Bull Humphrey hadn’t wanted his youngest daughter to go to university. But her brother Dale, a truck driver, was hauling sand to build the campus now known as Cal State L.A. when he suggested that she get her bachelor’s there. Fern became the first member of our family to get a college degree.
She so enjoyed performing in college theatrical productions that she talked of becoming an actress at the Pasadena Playhouse. But then she took an aptitude test that confirmed her earlier instinct: she should be a teacher.
After a few years living and teaching in the Covina area, Fern and Don—and their two young boys, Donnie and Michael—moved back to Redlands. In 1967, they bought a three-year-old house in an unincorporated county neighborhood, on Redlands’ border.
It would be their home for the next 51 years.
Over the next half century, Fern became as familiar a part of the Redlands landscape as the orange groves. She was the teacher whose classes parents tried to get their children into. She was the wife of one of the high school football and baseball coaches. She was a faithful church choir member who organized the annual, animal-filled Easter Pageants at the Redlands Bowl. She volunteered in dozens of community organizations, especially those supporting education, women, and faith.
And she was the linchpin of an enormous family extending across California deserts and valleys, convincing my cousins from Modesto to the Mojave to make the long drive home to Redlands for the holidays.

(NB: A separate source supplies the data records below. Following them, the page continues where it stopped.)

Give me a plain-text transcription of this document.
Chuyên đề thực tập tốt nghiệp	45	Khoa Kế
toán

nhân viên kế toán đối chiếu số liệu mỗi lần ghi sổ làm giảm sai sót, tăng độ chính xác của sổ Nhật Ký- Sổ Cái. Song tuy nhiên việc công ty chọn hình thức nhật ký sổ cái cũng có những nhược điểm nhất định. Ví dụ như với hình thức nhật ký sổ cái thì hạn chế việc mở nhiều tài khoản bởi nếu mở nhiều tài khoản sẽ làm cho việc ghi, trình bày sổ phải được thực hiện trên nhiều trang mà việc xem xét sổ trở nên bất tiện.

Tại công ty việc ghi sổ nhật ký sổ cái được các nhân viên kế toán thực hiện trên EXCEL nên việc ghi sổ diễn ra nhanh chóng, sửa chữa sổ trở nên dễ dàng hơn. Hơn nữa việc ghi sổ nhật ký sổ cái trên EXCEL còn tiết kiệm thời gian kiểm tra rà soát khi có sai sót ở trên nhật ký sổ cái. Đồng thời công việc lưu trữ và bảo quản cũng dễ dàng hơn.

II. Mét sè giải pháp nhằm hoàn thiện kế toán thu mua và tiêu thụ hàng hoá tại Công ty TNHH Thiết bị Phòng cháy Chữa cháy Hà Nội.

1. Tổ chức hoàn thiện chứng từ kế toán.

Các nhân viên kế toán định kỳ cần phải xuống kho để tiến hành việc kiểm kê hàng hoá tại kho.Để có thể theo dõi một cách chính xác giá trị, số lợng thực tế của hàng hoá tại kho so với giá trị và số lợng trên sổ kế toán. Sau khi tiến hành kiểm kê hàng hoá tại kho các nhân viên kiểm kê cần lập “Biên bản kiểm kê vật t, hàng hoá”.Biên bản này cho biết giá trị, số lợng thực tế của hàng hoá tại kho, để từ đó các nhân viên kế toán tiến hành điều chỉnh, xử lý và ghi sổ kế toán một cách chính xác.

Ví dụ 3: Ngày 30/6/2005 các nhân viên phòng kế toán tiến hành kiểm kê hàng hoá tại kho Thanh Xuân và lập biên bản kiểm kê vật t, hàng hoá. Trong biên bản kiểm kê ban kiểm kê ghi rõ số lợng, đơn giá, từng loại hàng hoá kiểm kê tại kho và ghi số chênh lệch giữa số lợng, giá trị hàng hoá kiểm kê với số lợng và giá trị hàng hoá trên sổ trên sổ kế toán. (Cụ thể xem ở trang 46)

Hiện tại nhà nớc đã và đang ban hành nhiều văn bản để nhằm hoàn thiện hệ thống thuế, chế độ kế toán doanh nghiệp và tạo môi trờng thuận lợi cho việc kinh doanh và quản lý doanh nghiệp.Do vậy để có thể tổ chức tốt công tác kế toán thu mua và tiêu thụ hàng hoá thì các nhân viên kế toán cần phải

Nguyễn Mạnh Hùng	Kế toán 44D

She applied her missionary zeal in the classroom. She kept her students constantly moving around and embraced project-based learning, well before such approaches were conventional wisdom. She was especially adept at supporting struggling kids; she even tutored particularly hard cases at home.
“Mom knew what it was like to be an outcast,” says her son Michael. “Her whole life, she was very protective of outcast kids.”
She inspired more than a few of her students to work in the classroom themselves. Today at Mariposa Elementary, the teacher in K1, Fern’s old classroom, is Mara Comadena, who was a student of Fern’s in the 1970s. When they became colleagues, Comadena was struck by “the way Fern talked to the students—she was very matter-of-fact, very to the point, firm and fair. She wanted them to learn, but being a kindergarten teacher is not just about learning. I recall her saying often, ‘You want kids to love coming to school.’”
Fern loved coming to school, too. There were no limits to her ambitions—after she wrote a new elementary school curriculum on weather, she cold-called the L.A. TV meteorologist “Dr. George” Fischbeck and convinced him to return to Redlands and teach a lesson. She taped construction paper on the bottom of students’ desks and then had them lie down beneath and paint facing upward—to show them how Michelangelo painted the ceiling of the Sistine Chapel.
Fern retired in 2004, after 41 years of teaching. In 2006, she became an actual missionary, traveling to South Africa with members of her church to work with children, many of them HIV-positive.
Throughout her life, Fern, who never quite lost her Okie twang, was skilled at getting along with people. If she had any enemies, they were probably the cardiologists of friends and relatives for whom she cooked delicious meals from old family recipes.
Her signature dish was a dessert—Aunt Fern’s chocolate pie, made with four eggs and two sticks of butter.
The pie wasn’t healthy. But it tasted good enough to make you believe in God almost as much as Fern did.